Semantic Understanding for Robot Perception
Advancements in robotic navigation and fetch and delivery tasks rest to a large extent on robust, efficient and scalable semantic understanding of the surrounding environment. Deep learning fueled rapid progress in computer vision in object category recognition, localization and semantic segmentation, exploiting large amounts of labelled data and using mostly static images. I will talk about challenges and opportunities in tackling these problems in indoors and outdoors environments relevant to robotics applications. These include methods for semantic segmentation and 3D structure recovery using deep convolutional neural networks (CNNs), localization and mapping of large scale environments, training object instance detectors using synthetically generated training data and 3D object pose recovery. The applicability of the techniques for autonomous driving, service robotics, manipulation and navigation will be discussed.

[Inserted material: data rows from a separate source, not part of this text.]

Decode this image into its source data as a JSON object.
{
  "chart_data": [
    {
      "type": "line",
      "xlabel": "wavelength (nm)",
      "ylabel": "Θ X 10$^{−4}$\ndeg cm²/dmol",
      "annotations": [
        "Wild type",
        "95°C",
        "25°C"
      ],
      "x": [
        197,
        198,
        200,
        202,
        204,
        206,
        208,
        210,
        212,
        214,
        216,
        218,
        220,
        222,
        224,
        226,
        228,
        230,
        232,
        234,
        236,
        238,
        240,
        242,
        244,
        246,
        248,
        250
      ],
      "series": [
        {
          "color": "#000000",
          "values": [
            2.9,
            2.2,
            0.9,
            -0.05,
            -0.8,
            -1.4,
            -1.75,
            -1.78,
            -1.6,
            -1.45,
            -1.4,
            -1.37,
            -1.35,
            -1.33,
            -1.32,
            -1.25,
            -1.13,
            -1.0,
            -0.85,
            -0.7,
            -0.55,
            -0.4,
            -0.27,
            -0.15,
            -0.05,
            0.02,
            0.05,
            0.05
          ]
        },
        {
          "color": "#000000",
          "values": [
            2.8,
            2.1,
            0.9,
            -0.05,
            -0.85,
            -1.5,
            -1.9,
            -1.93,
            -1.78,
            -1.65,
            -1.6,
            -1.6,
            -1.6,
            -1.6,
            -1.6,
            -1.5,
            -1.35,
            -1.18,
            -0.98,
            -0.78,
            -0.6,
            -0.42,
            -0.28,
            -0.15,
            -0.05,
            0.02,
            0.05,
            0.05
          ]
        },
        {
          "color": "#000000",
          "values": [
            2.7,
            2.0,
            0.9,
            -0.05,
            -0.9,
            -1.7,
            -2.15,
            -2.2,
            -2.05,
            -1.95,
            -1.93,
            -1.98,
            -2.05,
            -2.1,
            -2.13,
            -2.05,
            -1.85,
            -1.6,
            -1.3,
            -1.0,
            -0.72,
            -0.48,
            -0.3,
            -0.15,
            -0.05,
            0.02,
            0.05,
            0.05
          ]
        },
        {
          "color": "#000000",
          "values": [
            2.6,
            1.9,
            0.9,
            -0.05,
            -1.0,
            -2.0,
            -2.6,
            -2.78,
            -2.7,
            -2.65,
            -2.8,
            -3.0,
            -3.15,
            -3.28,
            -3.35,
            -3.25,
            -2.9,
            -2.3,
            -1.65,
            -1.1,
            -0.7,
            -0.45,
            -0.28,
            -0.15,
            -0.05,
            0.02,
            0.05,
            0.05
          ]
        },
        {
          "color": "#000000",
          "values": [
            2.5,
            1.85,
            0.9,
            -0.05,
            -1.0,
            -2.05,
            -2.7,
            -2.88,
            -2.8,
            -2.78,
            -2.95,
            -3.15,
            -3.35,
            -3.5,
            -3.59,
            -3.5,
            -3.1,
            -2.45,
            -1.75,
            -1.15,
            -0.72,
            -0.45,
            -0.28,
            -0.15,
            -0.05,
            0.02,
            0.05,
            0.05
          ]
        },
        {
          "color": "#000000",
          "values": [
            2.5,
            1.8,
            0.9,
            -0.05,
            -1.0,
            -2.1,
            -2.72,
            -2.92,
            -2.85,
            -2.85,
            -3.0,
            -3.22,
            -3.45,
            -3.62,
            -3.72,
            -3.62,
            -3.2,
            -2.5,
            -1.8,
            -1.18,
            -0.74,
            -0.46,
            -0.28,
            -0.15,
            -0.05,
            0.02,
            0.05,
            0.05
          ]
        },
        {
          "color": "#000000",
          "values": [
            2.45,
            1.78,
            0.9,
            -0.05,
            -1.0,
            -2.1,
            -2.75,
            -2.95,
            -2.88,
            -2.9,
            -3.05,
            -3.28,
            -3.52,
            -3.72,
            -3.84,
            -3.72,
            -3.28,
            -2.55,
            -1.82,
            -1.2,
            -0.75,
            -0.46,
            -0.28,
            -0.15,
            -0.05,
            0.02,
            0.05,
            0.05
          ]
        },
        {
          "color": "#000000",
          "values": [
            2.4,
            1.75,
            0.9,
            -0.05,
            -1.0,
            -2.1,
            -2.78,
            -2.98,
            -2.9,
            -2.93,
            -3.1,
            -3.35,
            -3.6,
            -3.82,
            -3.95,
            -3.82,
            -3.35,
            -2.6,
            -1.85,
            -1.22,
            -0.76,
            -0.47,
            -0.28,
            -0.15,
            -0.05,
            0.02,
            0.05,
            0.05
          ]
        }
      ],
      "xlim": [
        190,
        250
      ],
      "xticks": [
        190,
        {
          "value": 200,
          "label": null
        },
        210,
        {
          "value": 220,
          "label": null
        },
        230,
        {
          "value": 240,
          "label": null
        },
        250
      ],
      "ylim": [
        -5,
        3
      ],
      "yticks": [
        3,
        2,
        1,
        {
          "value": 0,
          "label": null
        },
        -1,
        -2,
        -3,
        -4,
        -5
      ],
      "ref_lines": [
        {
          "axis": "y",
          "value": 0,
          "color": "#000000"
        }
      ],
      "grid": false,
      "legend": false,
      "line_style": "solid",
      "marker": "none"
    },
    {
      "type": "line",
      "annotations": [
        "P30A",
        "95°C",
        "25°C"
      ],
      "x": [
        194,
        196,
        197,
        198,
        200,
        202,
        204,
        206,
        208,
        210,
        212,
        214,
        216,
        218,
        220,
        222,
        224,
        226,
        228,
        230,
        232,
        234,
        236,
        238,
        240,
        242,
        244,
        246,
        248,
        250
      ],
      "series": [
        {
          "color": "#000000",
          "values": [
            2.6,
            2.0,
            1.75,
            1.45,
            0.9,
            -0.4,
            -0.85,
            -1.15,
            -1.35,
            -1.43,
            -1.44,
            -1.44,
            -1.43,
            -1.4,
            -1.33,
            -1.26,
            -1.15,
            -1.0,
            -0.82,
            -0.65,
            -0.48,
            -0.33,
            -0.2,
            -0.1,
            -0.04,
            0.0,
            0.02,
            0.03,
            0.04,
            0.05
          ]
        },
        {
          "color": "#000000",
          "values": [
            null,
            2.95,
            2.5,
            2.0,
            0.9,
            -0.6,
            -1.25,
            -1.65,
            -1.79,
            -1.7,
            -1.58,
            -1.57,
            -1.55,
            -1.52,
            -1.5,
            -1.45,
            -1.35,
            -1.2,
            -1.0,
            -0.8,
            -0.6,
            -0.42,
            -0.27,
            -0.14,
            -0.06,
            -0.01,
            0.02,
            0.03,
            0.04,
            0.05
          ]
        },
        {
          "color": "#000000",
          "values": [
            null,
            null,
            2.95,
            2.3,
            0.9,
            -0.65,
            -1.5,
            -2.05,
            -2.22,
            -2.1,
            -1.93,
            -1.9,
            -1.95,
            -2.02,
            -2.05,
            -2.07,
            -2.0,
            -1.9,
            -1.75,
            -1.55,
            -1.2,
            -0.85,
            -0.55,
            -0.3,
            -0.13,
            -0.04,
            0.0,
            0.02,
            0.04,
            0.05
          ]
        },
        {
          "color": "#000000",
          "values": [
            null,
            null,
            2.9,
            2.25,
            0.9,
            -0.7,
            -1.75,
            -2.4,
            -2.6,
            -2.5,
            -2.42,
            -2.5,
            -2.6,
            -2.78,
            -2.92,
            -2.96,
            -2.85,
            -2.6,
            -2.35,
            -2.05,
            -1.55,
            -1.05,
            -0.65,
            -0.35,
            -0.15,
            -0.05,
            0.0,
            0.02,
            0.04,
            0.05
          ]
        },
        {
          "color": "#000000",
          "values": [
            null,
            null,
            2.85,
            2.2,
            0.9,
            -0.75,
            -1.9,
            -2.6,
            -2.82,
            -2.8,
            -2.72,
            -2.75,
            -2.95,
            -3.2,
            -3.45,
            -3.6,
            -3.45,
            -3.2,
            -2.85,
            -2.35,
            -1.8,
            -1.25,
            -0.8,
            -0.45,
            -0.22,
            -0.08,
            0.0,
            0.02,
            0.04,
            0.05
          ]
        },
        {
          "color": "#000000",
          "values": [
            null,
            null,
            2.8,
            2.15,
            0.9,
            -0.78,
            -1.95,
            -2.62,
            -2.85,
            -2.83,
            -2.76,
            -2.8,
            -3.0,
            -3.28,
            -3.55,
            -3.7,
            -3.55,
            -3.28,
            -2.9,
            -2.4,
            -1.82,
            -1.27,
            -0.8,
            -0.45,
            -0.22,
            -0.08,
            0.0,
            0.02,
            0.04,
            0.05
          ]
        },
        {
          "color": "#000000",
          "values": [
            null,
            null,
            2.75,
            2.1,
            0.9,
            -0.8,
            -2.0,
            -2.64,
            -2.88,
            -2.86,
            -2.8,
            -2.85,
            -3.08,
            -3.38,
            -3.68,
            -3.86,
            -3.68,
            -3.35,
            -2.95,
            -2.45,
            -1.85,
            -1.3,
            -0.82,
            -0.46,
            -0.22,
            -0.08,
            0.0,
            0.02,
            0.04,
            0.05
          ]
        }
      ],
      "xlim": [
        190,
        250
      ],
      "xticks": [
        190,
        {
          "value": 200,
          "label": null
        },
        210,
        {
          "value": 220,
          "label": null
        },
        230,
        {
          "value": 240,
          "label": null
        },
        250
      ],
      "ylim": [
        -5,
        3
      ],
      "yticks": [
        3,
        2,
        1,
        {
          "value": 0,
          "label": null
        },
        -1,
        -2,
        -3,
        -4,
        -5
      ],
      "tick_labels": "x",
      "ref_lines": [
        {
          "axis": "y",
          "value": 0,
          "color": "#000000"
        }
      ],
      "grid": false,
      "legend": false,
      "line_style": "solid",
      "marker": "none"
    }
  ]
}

Jana Kosecka is a Professor at the Department of Computer Science, George Mason University and currently a Visiting Research scientist at Google. She is the recipient of David Marr's prize in Computer Vision and received the National Science Foundation CAREER Award. Jana is an Associate Editor of IEEE Robotics and Automation Letters, Member of the Editorial Board of International Journal of Computer Vision and Associate Editor of IEEE Transactions on Pattern Analysis and Machine Intelligence. She has numerous publications in refereed journals and conferences and is a co-author of a monograph titled Invitation to 3D vision: From Images to Geometric Models. Her general research interests are in Computer Vision and Robotics. In particular she is interested 'seeing' systems engaged in autonomous tasks, acquisition of static and dynamic models of environments by means of visual sensing, object recognition and human-computer interaction.